As noted by the reviewers, the effects do not show the large variation that would be consistent with such a possibility. While it would be of some interest to initiate stochastic modeling, our results do not suggest that such a late bottleneck occurs on the basis of this low fluctuation and such modeling is not essential for any of the conclusions presented in the paper. As such, this direction would not be of sufficiently high priority to hold off publication until it has been done. Further, such a modeling effort would require an entirely new direction, including bringing additional expertise to the project, which would pose the challenge of many person-months, if not person-years (see also footnote regarding additional studies below¹).
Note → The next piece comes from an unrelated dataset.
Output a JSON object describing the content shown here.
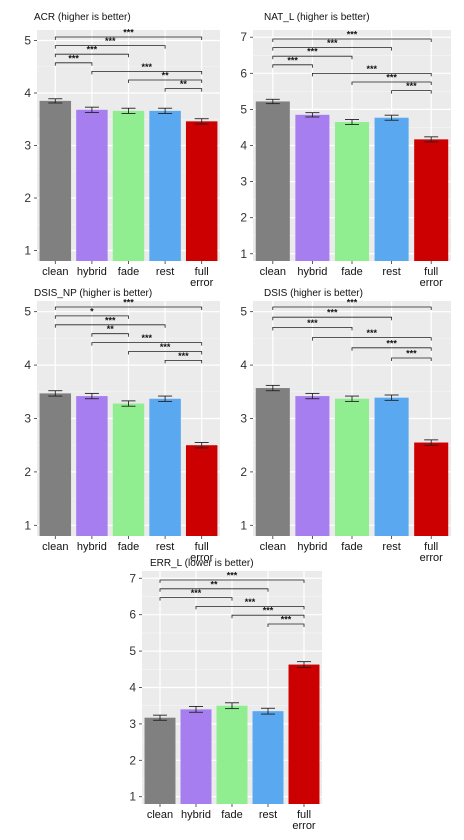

11. It would be interesting to know whether cps-6/endoG also contributes to the removal of mutant mtDNA independent of PCD.

This manuscript already reports two different mechanisms that modulate loss of defective mtDNA (the PCD and aging pathways). There are many potential additional contributors to the processes that remove defective mtDNAs and we agree that CPS-6/endoG may be one of them. However, while CPS-6 is an interesting candidate, it is not a standout priority among many such potential candidates. While testing CPS-6, and many other possible candidates, is of interest for future studies, these additional experiments are not required to support any of the major findings or claims in the paper. In future studies, we and other labs will be testing many other candidates. While identifying yet more players in the process will be interesting and informative in future studies, the paper already presents a substantial amount of data and findings and we believe that the results and conclusions that we present stand strongly on their own. (See also footnote regarding additional studies below¹.)

12. The last part of the Results section describing inter-generation removal is written in a very confusing manner. It would help if the inter-generational removal in Figure 3C is combined with Figure 5.

We regret the confusing text and have revised this section to improve the clarity (lines 440 -445) regarding inter-generational removal.

Moving Figure 3C to later in the paper is problematic because it is important at that earlier stage in the text to show the Day 1-3 data demonstrating the intergenerational removal. We believe our revisions to the last section of the Results now clarify the text that led to confusion and do not require moving Figure 3C.